Voor de beoordeling van de risico's vanwege transport van gevaarlijke stoffen geldt het Besluit externe veiligheid transportroutes (Bevt), met als uitvloeisel het zogeheten Basisnet en de bijbehorende regeling Basisnet.
Transport van gevaarlijke stoffen door buisleidingen
Voor de beoordeling van de risico's van transport van gevaarlijke stoffen door buisleidingen geldt het Besluit externe veiligheid buisleidingen (Bevb). Naast de toetsing aan het plaatsgebonden risico en het groepsrisico is hierin vastgelegd dat aan weerszijden van een buisleiding een bebouwingsvrije afstand moet worden aangehouden voor beheer en onderhoud aan de buisleidingen.

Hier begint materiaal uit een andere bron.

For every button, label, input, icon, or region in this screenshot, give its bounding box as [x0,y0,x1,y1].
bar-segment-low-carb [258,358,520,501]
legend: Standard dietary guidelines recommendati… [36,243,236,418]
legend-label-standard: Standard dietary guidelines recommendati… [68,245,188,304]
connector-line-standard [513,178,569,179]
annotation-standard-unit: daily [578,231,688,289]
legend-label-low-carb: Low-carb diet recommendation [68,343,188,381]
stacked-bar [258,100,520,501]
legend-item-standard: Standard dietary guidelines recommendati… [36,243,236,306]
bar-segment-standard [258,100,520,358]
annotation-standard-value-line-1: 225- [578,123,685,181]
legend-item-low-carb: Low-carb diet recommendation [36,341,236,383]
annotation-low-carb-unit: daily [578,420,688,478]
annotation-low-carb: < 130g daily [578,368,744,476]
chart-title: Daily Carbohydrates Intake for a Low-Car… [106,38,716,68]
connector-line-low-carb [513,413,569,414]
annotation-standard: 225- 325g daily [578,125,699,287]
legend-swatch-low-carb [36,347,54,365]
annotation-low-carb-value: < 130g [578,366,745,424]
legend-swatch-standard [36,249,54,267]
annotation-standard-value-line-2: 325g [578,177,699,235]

Beleidsvisie externe veiligheid
In april 2015 is de Beleidsvisie externe veiligheid gemeente Ermelo vastgesteld. Uitgangspunt van deze beleidsvisie is de toepassing van verschillende restrictieniveaus voor het al dan niet toestaan van risicovolle bedrijven op bedrijventerreinen. Elk bedrijventerrein is gekoppeld aan een restrictieniveau. Nieuwe risicobedrijven die onder het Bevi vallen worden dus niet per definitie uitgesloten, maar dit is wel als restrictieniveau opgenomen. Het oprichten van nieuwe risicovolle bedrijven buiten bedrijventerreinen wordt tevens niet per definitie uitgesloten, al moet wel rekening worden gehouden met een optimale ruimtelijke ordening en veiligheid.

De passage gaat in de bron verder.